Louisa was born to wealthy America parents who lived and worked in France. When she was a young girl, the close knit family moved to England. Louisa was the boarding school outcast because she was foreign to the other girls. Louisa was also sickly and spent a lot of time to herself. Before her marriage she had never been away from her mother for more than a couple of hours. Imagine the shock of a new husband (who was never very affectionate or emotionally present) and then moving to a new country (Prussia, where John Quincy was appointed minister). Then again to a new country when she finally set foot on American soil for the first time as a young adult. Then again to a new country when he was appointed to St. Petersburg (a post he accepted without consulting her at all.) Then to France, then England, then back to America. All with an emotionally cold husband for company!
But her loneliest time was her time "imprisoned in the White House" as First Lady. She fulfilled her duties of entertaining and calling but confided in her son that she had "no one to break the dreadful tedium of an almost entire solitude" and that she "could not bear the loneliness of my life."

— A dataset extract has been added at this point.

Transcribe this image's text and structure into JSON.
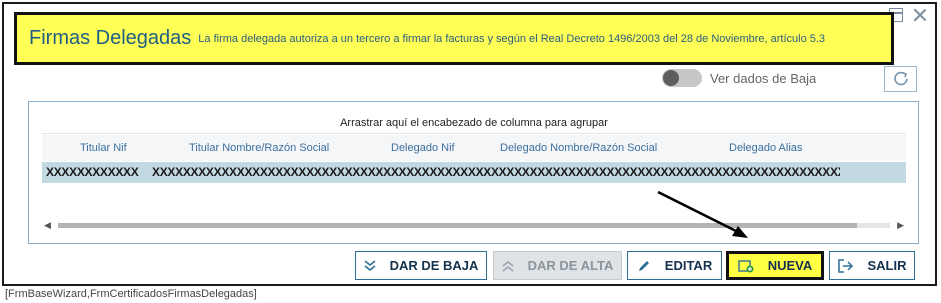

I'm sure the grief she experienced in her life compounded the feelings of loneliness. First of all, her beloved father faced complete financial ruin shortly after her marriage. It probably didn't help that John Quincy continually brought it up and felt her father passed himself off as wealthy to dump Louisa on him. In truth, her father was ruined in part because he had to wait in England for John Quincy to stop stalling the wedding so he could return to America to take care of his business. By the time John Quincy got around to marrying Louisa after delaying for over a year, it was too late to save the business.
She also grieved the loss of eight babies through miscarriage. And her only daughter died as a toddler while in St. Petersburg. When John Quincy was appointed to St. Petersburg, he arranged with Abigail Adams for their two sons, George and John, to be left with Abigail without consulting Louisa at all. Then they did not see their sons for eight years! Although they were reunited later, the damage had been done. John Quincy's demanding, harsh parenting which lacked a loving relationship had ruined their sons. George committed suicide and John literally worked himself to death trying to please his father. Out of her 12 pregnancies, only their son Charles lived a full life.
Women in America in the early 1800's lived boring lives of hanging on their husband's arm as a pretty little ornament with not much meaning in life besides. Gone were the colonial days when men needed women to join in the Revolution by boycotting and holding down the home front while they were fighting for freedom. Louisa keenly felt this purposelessness thorough out her life with the exception of acting as John Quincy's campaign manager. But after the election, she was again purposeless. After John Quincy's one term as president, he was elected to the house of representatives and worked towards abolition of slavery and the right of the people to petition. Louisa here found purpose as she saw the similarities between slaves and the lack of women's rights. She studied her Bible and other writings (including her mother in law's papers) for thoughts on individual freedoms and rights, not just for white men. She also compiled petitions for John Quincy to present to the house. While John Quincy worked on the floor of the house for slave rights in general, he never helped one slave in particular. However, in 1849, Louisa bought the freedom of her slave cook, Julie, a decided move from a woman who had finally found a purpose.